Students at Emeline Carpenter and Fredonia Elementary Schools and the communities that rely on them are the true victims of the growing crisis that NISD is struggling to respond to. Understanding the context of this crisis requires stepping back to the early part of this century before George W. Bush ran for president. Back then changes in population demographics were sending the educational testing industry into a death spiral. Their solution was to heavily invest in the candidacy of George W. Bush for president. He paid them back handsomely with his “No Child Left Behind” (NCLB) program, which is better understood to be “No Educational Testing Company Left Behind.” NCLB proved to be a boon for this profit-seeking private industry and has plagued education ever since. 

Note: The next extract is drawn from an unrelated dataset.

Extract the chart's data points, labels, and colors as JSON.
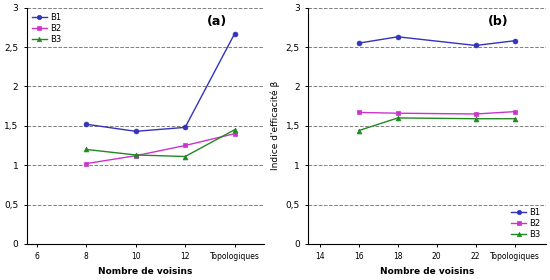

A study published in September 2017 by the Economic Policy Institute, “Education Inequalities at the School Starting Gate,” make it clear that testing can, at best, only reveal the problem. “Extensive research has conclusively demonstrated that children’s social class is one of the most significant predictors—if not the single most significant predictor—of their educational success. Moreover, it is increasingly apparent that performance gaps by social class take root in the earliest years of children’s lives and fail to narrow in the years that follow. That is, children who start behind stay behind—they are rarely able to make up the lost ground.” 

At a recent meeting of the Democratic Women of Nacogdoches, I was shocked to see that they were taking up a collection to acquire pencils, tape, and staplers for Carpenter Elementary school. A school district that can’t afford to provide these basic supplies shouldn’t wonder if students are failing to achieve adequate STAAR scores. The whole thrust of the state of Texas’s approach overlooks the socio-economic status of struggling school districts, preferring to blame teachers, principals, and students for poor results. Rather than addressing the fundamentals causing the problem, ISD’s are threatened with having to surrender their schools to management by Charter organizations. This is the height of injustice. Unnecessary privatization by the testing industry is part of the problem and to compound it by offering privatized solutions is totally unacceptable.

We need to work on solutions that build up our communities with sensible and effective economic development approaches. The State of Texas and Nacogdoches can do much better than terrorize communities that have been neglected through no fault of their own. We must challenge our State and local leadership to rise to the occasion and not punish the victims of reckless privatization with more of the same.